GİRİŞİMCİLİK-2

TEVFİK FİKRET CENGİZ

Geçen sayıda “Girişimcilik” konusuna giriş yapmış ve Türkiye’de bu konuda yapılanlar, yürütücü kuruluşlar ile önemli gördüğümüz birkaç konuyu belirtmiştik.

Bunun yanında tarım sektöründe çalışanlar için de böyle bir uygulamanın yapılması yanında öncelikle  uygulama esaslarının tartışılması gerektiğini, bunun için de  ihtiyaç analizi yapılmasının önemini belirtmiştik. Bu yazıda mevcut durumla ilgili görüşlerimizin yanında tarımda neden ve  nasıl bir uygulama olmalı konusunda fikir jimnastiği yapacağız.

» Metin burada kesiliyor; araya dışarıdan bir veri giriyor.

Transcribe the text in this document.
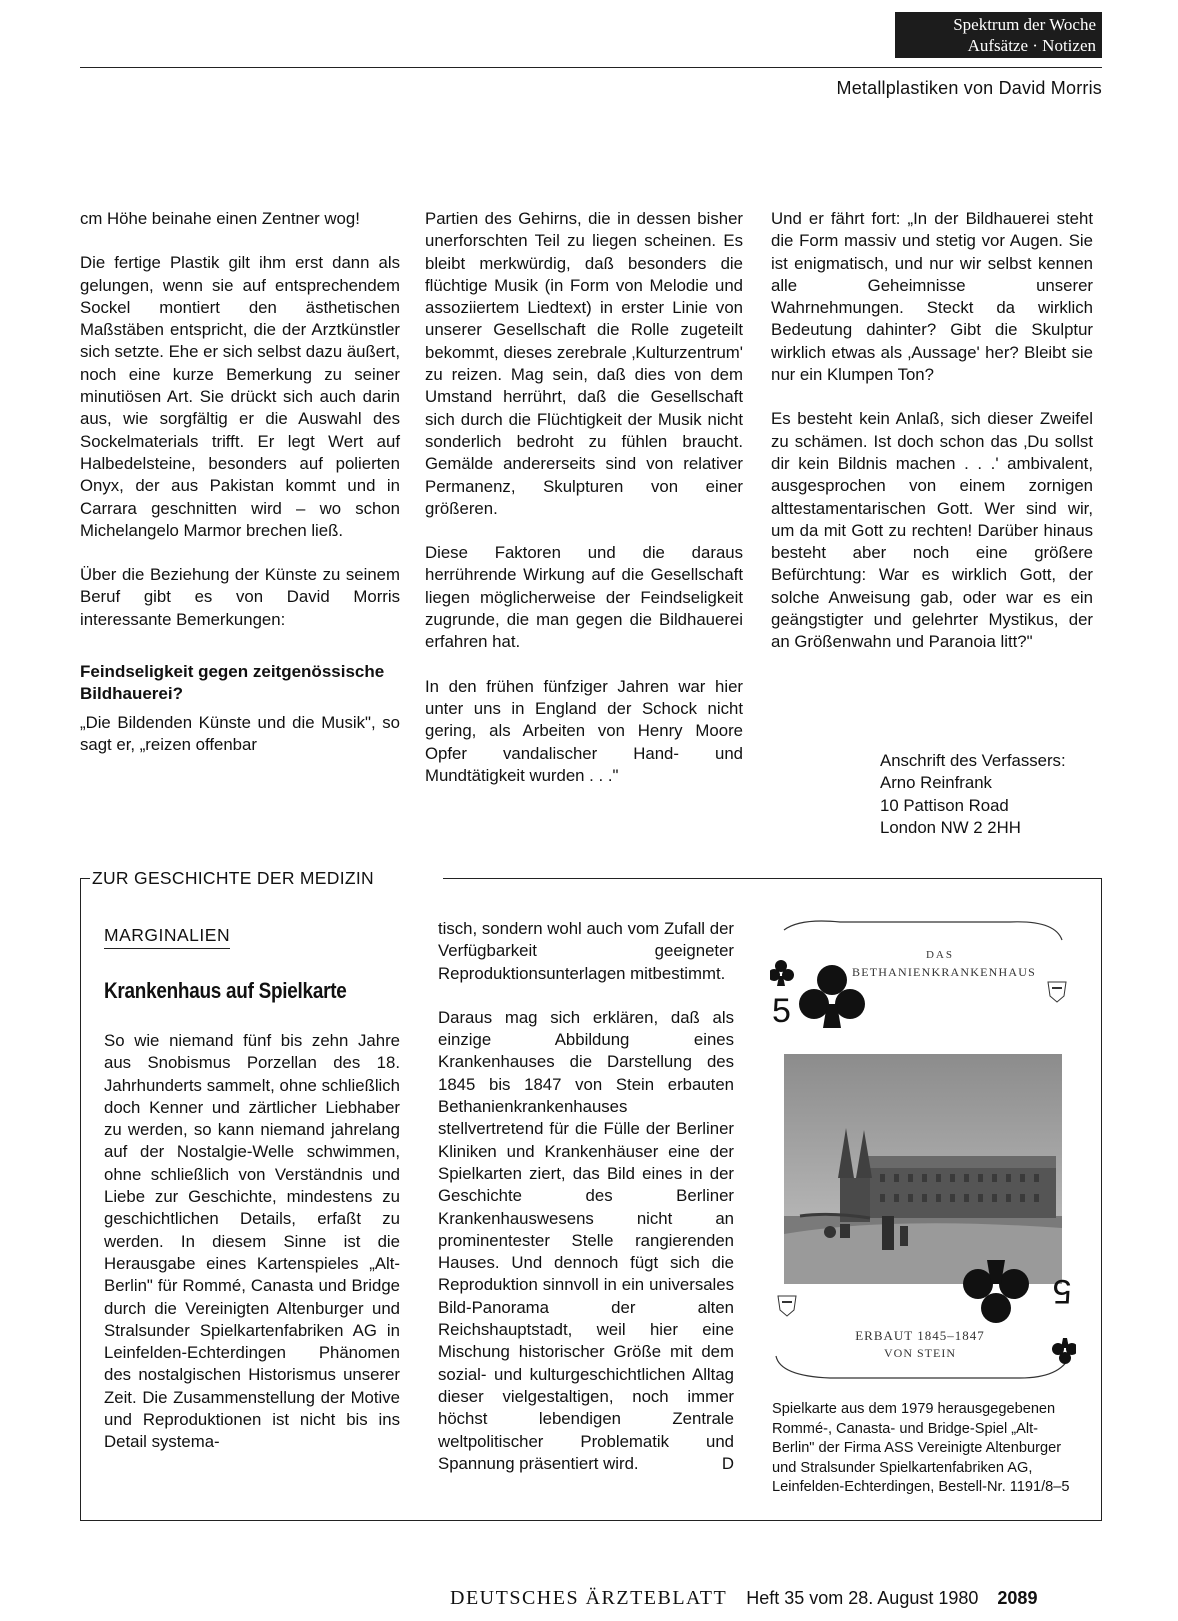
Spektrum der Woche
Aufsätze · Notizen
Metallplastiken von David Morris

cm Höhe beinahe einen Zentner wog!

Die fertige Plastik gilt ihm erst dann als gelungen, wenn sie auf entsprechendem Sockel montiert den ästhetischen Maßstäben entspricht, die der Arztkünstler sich setzte. Ehe er sich selbst dazu äußert, noch eine kurze Bemerkung zu seiner minutiösen Art. Sie drückt sich auch darin aus, wie sorgfältig er die Auswahl des Sockelmaterials trifft. Er legt Wert auf Halbedelsteine, besonders auf polierten Onyx, der aus Pakistan kommt und in Carrara geschnitten wird – wo schon Michelangelo Marmor brechen ließ.

Über die Beziehung der Künste zu seinem Beruf gibt es von David Morris interessante Bemerkungen:

Feindseligkeit gegen zeitgenössische Bildhauerei?

„Die Bildenden Künste und die Musik", so sagt er, „reizen offenbar

Partien des Gehirns, die in dessen bisher unerforschten Teil zu liegen scheinen. Es bleibt merkwürdig, daß besonders die flüchtige Musik (in Form von Melodie und assoziiertem Liedtext) in erster Linie von unserer Gesellschaft die Rolle zugeteilt bekommt, dieses zerebrale ‚Kulturzentrum' zu reizen. Mag sein, daß dies von dem Umstand herrührt, daß die Gesellschaft sich durch die Flüchtigkeit der Musik nicht sonderlich bedroht zu fühlen braucht. Gemälde andererseits sind von relativer Permanenz, Skulpturen von einer größeren.

Diese Faktoren und die daraus herrührende Wirkung auf die Gesellschaft liegen möglicherweise der Feindseligkeit zugrunde, die man gegen die Bildhauerei erfahren hat.

In den frühen fünfziger Jahren war hier unter uns in England der Schock nicht gering, als Arbeiten von Henry Moore Opfer vandalischer Hand- und Mundtätigkeit wurden . . ."

Und er fährt fort: „In der Bildhauerei steht die Form massiv und stetig vor Augen. Sie ist enigmatisch, und nur wir selbst kennen alle Geheimnisse unserer Wahrnehmungen. Steckt da wirklich Bedeutung dahinter? Gibt die Skulptur wirklich etwas als ‚Aussage' her? Bleibt sie nur ein Klumpen Ton?

Es besteht kein Anlaß, sich dieser Zweifel zu schämen. Ist doch schon das ‚Du sollst dir kein Bildnis machen . . .' ambivalent, ausgesprochen von einem zornigen alttestamentarischen Gott. Wer sind wir, um da mit Gott zu rechten! Darüber hinaus besteht aber noch eine größere Befürchtung: War es wirklich Gott, der solche Anweisung gab, oder war es ein geängstigter und gelehrter Mystikus, der an Größenwahn und Paranoia litt?"

Anschrift des Verfassers:
Arno Reinfrank
10 Pattison Road
London NW 2 2HH
ZUR GESCHICHTE DER MEDIZIN
MARGINALIEN
Krankenhaus auf Spielkarte

So wie niemand fünf bis zehn Jahre aus Snobismus Porzellan des 18. Jahrhunderts sammelt, ohne schließlich doch Kenner und zärtlicher Liebhaber zu werden, so kann niemand jahrelang auf der Nostalgie-Welle schwimmen, ohne schließlich von Verständnis und Liebe zur Geschichte, mindestens zu geschichtlichen Details, erfaßt zu werden. In diesem Sinne ist die Herausgabe eines Kartenspieles „Alt-Berlin" für Rommé, Canasta und Bridge durch die Vereinigten Altenburger und Stralsunder Spielkartenfabriken AG in Leinfelden-Echterdingen Phänomen des nostalgischen Historismus unserer Zeit. Die Zusammenstellung der Motive und Reproduktionen ist nicht bis ins Detail systema-

tisch, sondern wohl auch vom Zufall der Verfügbarkeit geeigneter Reproduktionsunterlagen mitbestimmt.

Daraus mag sich erklären, daß als einzige Abbildung eines Krankenhauses die Darstellung des 1845 bis 1847 von Stein erbauten Bethanienkrankenhauses stellvertretend für die Fülle der Berliner Kliniken und Krankenhäuser eine der Spielkarten ziert, das Bild eines in der Geschichte des Berliner Krankenhauswesens nicht an prominentester Stelle rangierenden Hauses. Und dennoch fügt sich die Reproduktion sinnvoll in ein universales Bild-Panorama der alten Reichshauptstadt, weil hier eine Mischung historischer Größe mit dem sozial- und kulturgeschichtlichen Alltag dieser vielgestaltigen, noch immer höchst lebendigen Zentrale weltpolitischer Problematik und Spannung präsentiert wird.	D

DAS
BETHANIENKRANKENHAUS
5
5
ERBAUT 1845–1847
VON STEIN
Spielkarte aus dem 1979 herausgegebenen Rommé-, Canasta- und Bridge-Spiel „Alt-Berlin" der Firma ASS Vereinigte Altenburger und Stralsunder Spielkartenfabriken AG, Leinfelden-Echterdingen, Bestell-Nr. 1191/8–5
DEUTSCHES ÄRZTEBLATT Heft 35 vom 28. August 1980 2089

Mevcut durumla ilgili olarak aşağıdaki hususlar önem arzetmektedir;

1. Halihazırda yapılan girişimcilik eğitimlerine katılanlar, eğitim düzeyi açısından  homojen dağılım göstermemektedir.. Halbuki eğitim  programına bakıldığında “işletmeci olmayanlar için işletme eğitiminin” kısaltılmış bir versiyonudur. Dolayısıyla ilkokul mezunu bir kişinin bu eğitimi algılamasına imkan yoktur. Eğitime katılanlara bakıldığında çoğunluğun üniversite mezunu olmadığı görülebilir (Bazı kurumlar bu ayrımı yapmaktadır, örneğin TOSYÖV sadece üniversite mezunları veya lise mezunları gibi). Başlangıç yıllarında, gerek programın ve gerekse girişimcilik kavram ve uygulamasının yaygınlaşması için bu durum kabul edilebilir olsa bile  eğitim programının üniversite ve yüksekokul mezunları ile lise ve altı mezunları için iki ayrı program uygulaması ile yapılması gereklidir.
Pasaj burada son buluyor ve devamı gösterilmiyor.